We have applied computational analysis to identify clinical trials expected to be of value for personalisation of treatment. From an initial set of ~2000 candidate trials, this procedure resulted in the collection/preprocessing of 45 project-relevant datasets involving 18 unique therapies.
Analysis of these datasets shows:
- accurate patient-level therapy-response models can be learned from aggregate datasets (usually only aggregate data is posted in clinical trial reports and other publicly-available databases);
- it produced 22 ‘core’ models with which to predict patient response to 15 important MS therapies and facilitate personalized treatment optimization;
- identified predictive features/biomarkers for each model, some of which appear novel and almost all of which are measurable in the course of routine MS care.
Predictive modeling yielded a number of interesting findings, including:
- detection of unsuccessful clinical trials which could have been successful had proper cohort selection been performed (e.g. CONCERTO laquinimod trial); crucially, predictive patient selection can be achieved using data available before the trial is initiated;
- demonstration that personalized therapy optimization models can be learned for established first-line and second-line treatments (e.g. interferon b, glatiramer acetate, fingolimod, natalizumab, mitoxantrone) as well as for less commonly-used drugs;
- derivation of responder/non-responder prediction models for the five therapies listed above and also for fampridine (based on clinical biomarkers), dimethyl fumarate (blood-borne biomarkers), intrathecal corticosteroid therapy (CSF/clinical data), rituximab (MRI data), injectables (clinical data), apheresis therapy (brain biopsy data), laquinimod (clinical/MRI data), and teriflunomide (early clinical response).

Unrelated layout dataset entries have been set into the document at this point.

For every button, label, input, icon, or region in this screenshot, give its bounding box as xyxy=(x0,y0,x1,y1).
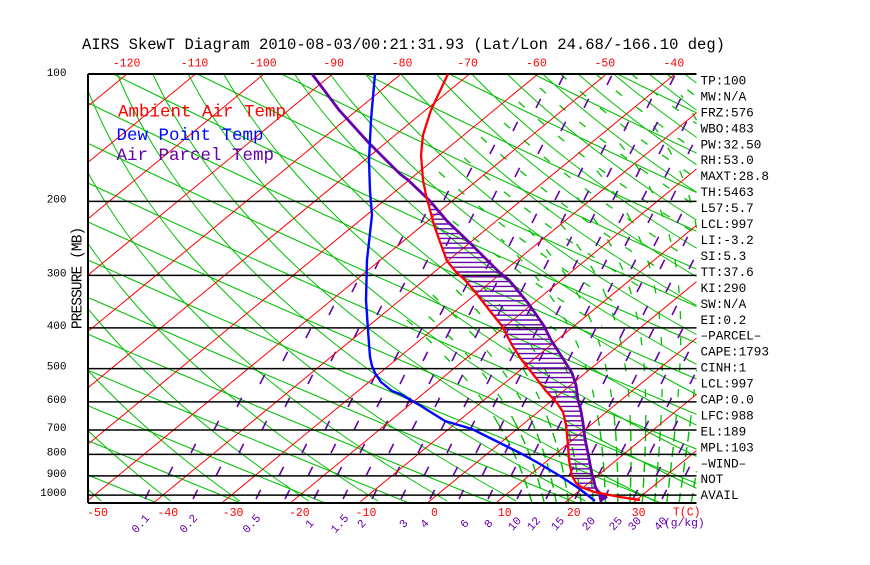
svg-text:T(C): T(C) xyxy=(673,507,701,520)
svg-text:Ambient Air Temp: Ambient Air Temp xyxy=(118,103,286,123)
svg-text:EL:189: EL:189 xyxy=(701,424,747,439)
svg-text:-70: -70 xyxy=(457,58,478,71)
svg-text:-100: -100 xyxy=(249,58,277,71)
svg-text:CAPE:1793: CAPE:1793 xyxy=(701,345,770,360)
svg-text:100: 100 xyxy=(47,68,67,80)
svg-text:400: 400 xyxy=(47,321,67,333)
svg-text:–PARCEL–: –PARCEL– xyxy=(701,329,762,344)
svg-text:KI:290: KI:290 xyxy=(701,281,747,296)
svg-text:-90: -90 xyxy=(323,58,344,71)
svg-text:-40: -40 xyxy=(664,58,685,71)
svg-text:200: 200 xyxy=(47,194,67,206)
svg-text:SW:N/A: SW:N/A xyxy=(701,297,747,312)
svg-text:800: 800 xyxy=(47,447,67,459)
svg-text:700: 700 xyxy=(47,423,67,435)
svg-text:300: 300 xyxy=(47,268,67,280)
svg-text:(g/kg): (g/kg) xyxy=(664,518,705,530)
svg-text:0: 0 xyxy=(431,507,438,520)
svg-text:-60: -60 xyxy=(526,58,547,71)
svg-text:TT:37.6: TT:37.6 xyxy=(701,265,754,280)
svg-text:WBO:483: WBO:483 xyxy=(701,121,754,136)
svg-text:TH:5463: TH:5463 xyxy=(701,185,754,200)
svg-text:-50: -50 xyxy=(87,507,108,520)
svg-text:-50: -50 xyxy=(594,58,615,71)
svg-text:L57:5.7: L57:5.7 xyxy=(701,201,754,216)
svg-text:-80: -80 xyxy=(392,58,413,71)
svg-text:FRZ:576: FRZ:576 xyxy=(701,105,754,120)
svg-text:LI:-3.2: LI:-3.2 xyxy=(701,233,754,248)
svg-text:900: 900 xyxy=(47,469,67,481)
svg-text:CINH:1: CINH:1 xyxy=(701,361,747,376)
svg-text:LCL:997: LCL:997 xyxy=(701,217,754,232)
svg-text:20: 20 xyxy=(567,507,581,520)
svg-text:-30: -30 xyxy=(223,507,244,520)
svg-text:-110: -110 xyxy=(181,58,209,71)
svg-text:30: 30 xyxy=(632,507,646,520)
svg-text:NOT: NOT xyxy=(701,472,724,487)
svg-text:-120: -120 xyxy=(113,58,141,71)
svg-text:SI:5.3: SI:5.3 xyxy=(701,249,747,264)
svg-text:MW:N/A: MW:N/A xyxy=(701,90,747,105)
svg-text:TP:100: TP:100 xyxy=(701,74,747,89)
svg-text:PW:32.50: PW:32.50 xyxy=(701,137,762,152)
svg-text:Air Parcel Temp: Air Parcel Temp xyxy=(117,146,275,166)
svg-text:-40: -40 xyxy=(157,507,178,520)
svg-text:LFC:988: LFC:988 xyxy=(701,408,754,423)
svg-text:LCL:997: LCL:997 xyxy=(701,377,754,392)
svg-text:AVAIL: AVAIL xyxy=(701,488,739,503)
svg-text:CAP:0.0: CAP:0.0 xyxy=(701,393,754,408)
svg-text:MAXT:28.8: MAXT:28.8 xyxy=(701,169,770,184)
svg-text:10: 10 xyxy=(498,507,512,520)
svg-text:RH:53.0: RH:53.0 xyxy=(701,153,754,168)
svg-text:-20: -20 xyxy=(289,507,310,520)
svg-text:500: 500 xyxy=(47,362,67,374)
svg-text:PRESSURE (MB): PRESSURE (MB) xyxy=(71,228,87,329)
svg-text:600: 600 xyxy=(47,395,67,407)
svg-text:Dew Point Temp: Dew Point Temp xyxy=(117,126,264,146)
svg-text:MPL:103: MPL:103 xyxy=(701,440,754,455)
svg-text:1000: 1000 xyxy=(40,488,66,500)
svg-text:–WIND–: –WIND– xyxy=(701,456,747,471)
svg-text:-10: -10 xyxy=(356,507,377,520)
svg-text:AIRS SkewT Diagram 2010-08-03/: AIRS SkewT Diagram 2010-08-03/00:21:31.9… xyxy=(82,36,725,54)
svg-text:EI:0.2: EI:0.2 xyxy=(701,313,747,328)
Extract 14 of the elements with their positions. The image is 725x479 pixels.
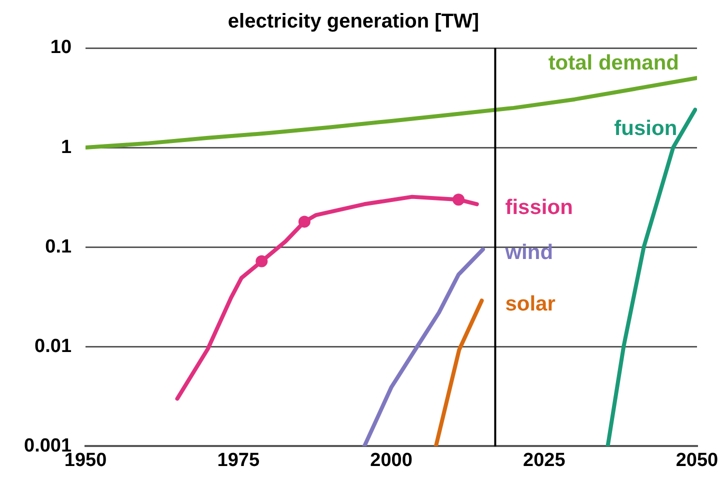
series-label: fusion bbox=[614, 116, 678, 140]
y-tick-label: 10 bbox=[50, 37, 72, 58]
series-label: solar bbox=[505, 292, 556, 316]
chart-title: electricity generation [TW] bbox=[228, 10, 480, 33]
series-label: fission bbox=[505, 196, 573, 219]
y-tick-label: 1 bbox=[60, 136, 72, 158]
y-tick-label: 0.1 bbox=[45, 236, 72, 258]
y-tick-label: 0.01 bbox=[34, 336, 72, 357]
x-tick-label: 2025 bbox=[522, 450, 566, 471]
series-label: total demand bbox=[548, 51, 679, 74]
x-tick-label: 2050 bbox=[676, 450, 718, 471]
series-label: wind bbox=[504, 241, 554, 264]
x-tick-label: 1975 bbox=[217, 450, 260, 471]
x-tick-label: 2000 bbox=[370, 450, 412, 471]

Volv performed analysis across the studies highlighted above and it produced 22 ‘core’ models with which to predict patient response to 15 important MS therapies and facilitate personalized treatment optimization. In the example below we focus on one of those core models.
- Beyond this we then performed further analysis to provide concise summaries of:
- ‘new concepts’ identified via computational analysis of clinical trials (e.g. promising disease-modifying therapies (DMTs), novel biomarkers for responder/non-responder prediction);
- simplified/accessible versions of prediction models.
We identified ten ‘core’ sets of models and their main purposes (e.g. optimal therapy selection, assessment of unapproved treatments), and for each core model set, we then specified type/output/predictive features for all component models and, where feasible, derive simplified versions of the models using our clinically interpretable model building from inTrigue.